二人到家的時候,發現只有蕭媽媽在家,她咳嗽得厲害,蕭爸爸騎自行車去了縣醫院,買一種原來用過的藥。秀秀扶著蕭正楠躺下,然后開始做飯,先給蕭媽媽煮了點稀飯送過去,然后也盛一碗送到了蕭正楠屋里,進門卻看蕭正楠傻了一般,眼睛盯著天花板,嘴里喃喃自語:“我要有出息!我要有出息!”秀秀看他這般,忽然也哇地一聲哭了。

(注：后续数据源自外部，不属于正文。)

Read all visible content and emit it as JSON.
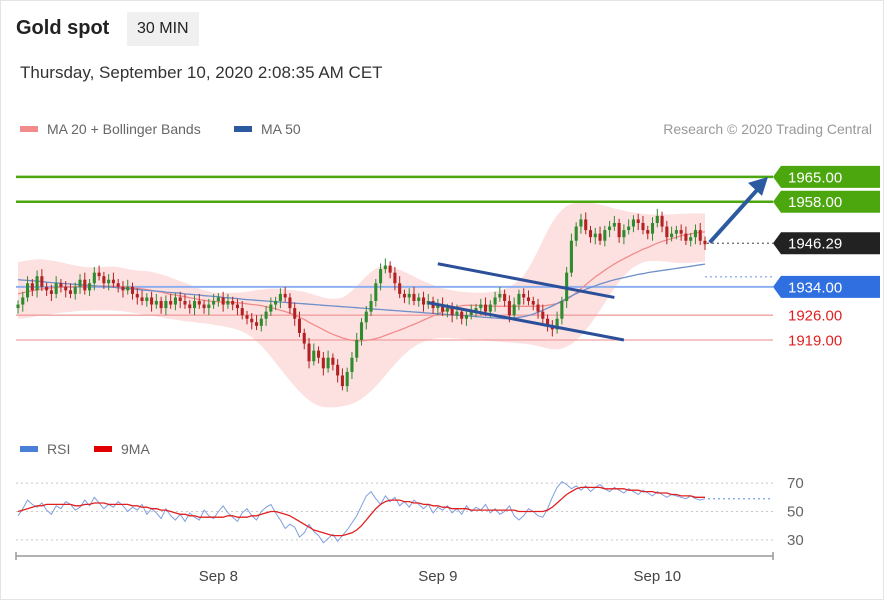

蕭正楠的這個春節過得很不平靜,有喜有悲也有憂:找到了媳婦兒當然是喜事,但是永遠的成為了農民似乎對他的打擊很大。他母親的身體并不見好多少,但強自忍著。秀秀的茶葉店過了年初二就開了門,但她絕大多數時間都待在蕭正楠家里,幫他照顧母親,也鼓勵他重新看看高中的課本,秀秀的想法很簡單:正楠哥想做什么就做什么,我是他媳婦兒,他做什么我也支持。

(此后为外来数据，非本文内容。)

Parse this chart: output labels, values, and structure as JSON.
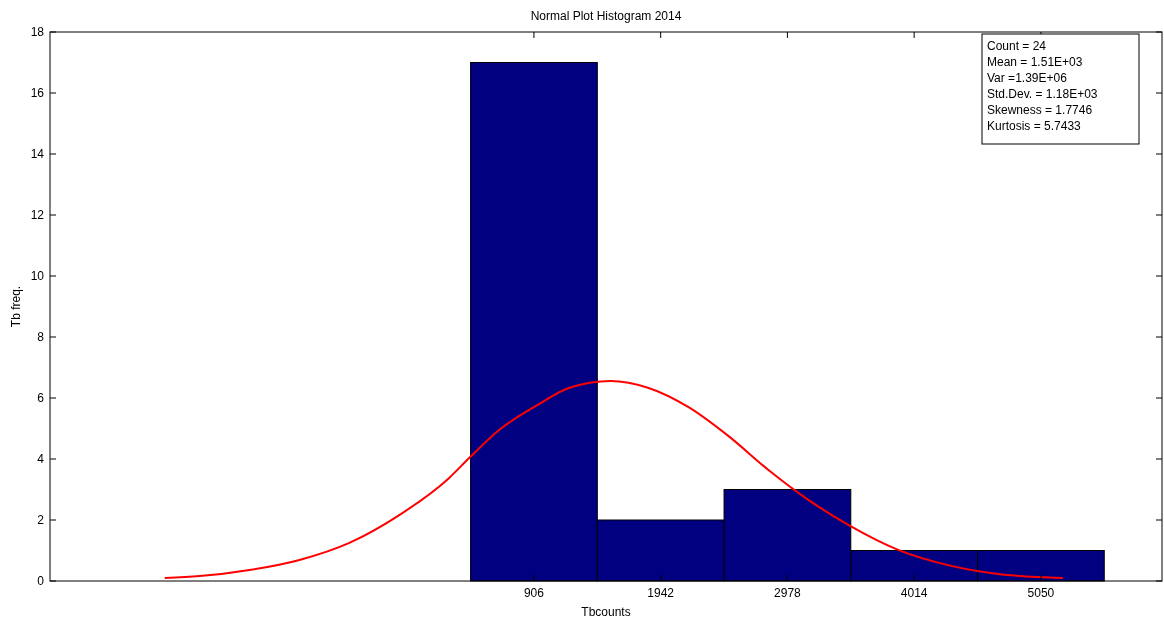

蕭正楠也不再找那些小伙伴們打牌,更不去參加那些閑散的各類聚會,而是重新拿起了高中的課本。他做了一個很有趣的實驗,用一天時間重新做了去年的文科高考題,結果很驚奇地發現,自己從高二就沒接觸過的地理、歷史試卷,但做起來卻得心應手,事后比照標準答案他的平均分竟然高達七十五分。他根據自己的其他高考成績又測算了總分,居然發現如果放在文科的話他距離當年錄取分水線只有五分的差距,而且文科的數學比較理科的數學要容易得多。難道說自己高二高三選錯了方向?他馬上對自己充滿了信心,暗自下定決心要再復讀一年。
復課行為受到了蕭正楠父母的共同反對,尤其是蕭爸爸,一聽兒子打算再復讀一年,幾乎不加思索就說了倆字:“不行!”蕭媽媽沒說話,只是開始擦眼抹淚。蕭正楠開始并沒打算放棄,于是開始給父母講他的道理,尤其拿出去年的模擬題給父母比比畫畫,說著自己的新發現:應該棄理從文。

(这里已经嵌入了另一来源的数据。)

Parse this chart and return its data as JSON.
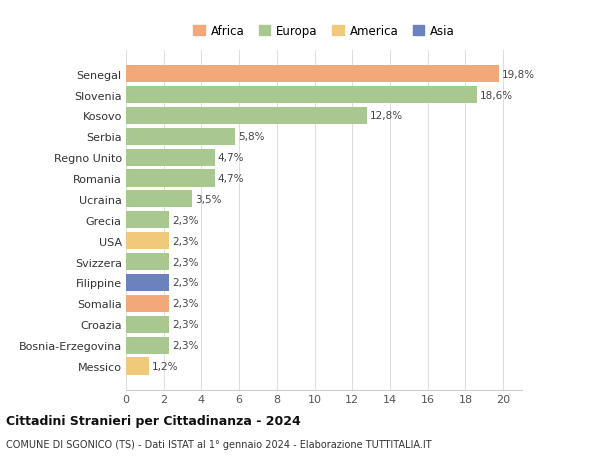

蕭爸爸不同意的觀點有三:一是兒子現在已經訂婚,在農村很少有這種情況還能繼續念書的;二是不想兒子再受罪,去年九月份那場落榜不但重重地打擊了蕭正楠,更大程度上刺激了父母的心;三是村里從來就沒有過一個大學生,懂風水的人說他們村所有的學生都沒這種命。蕭正楠張張嘴,他一句反駁的話都說不上來,木然地扭身回了自己的房間。
一連幾天他又開始把自己鎖在屋里,畫地為牢,再也不見任何人。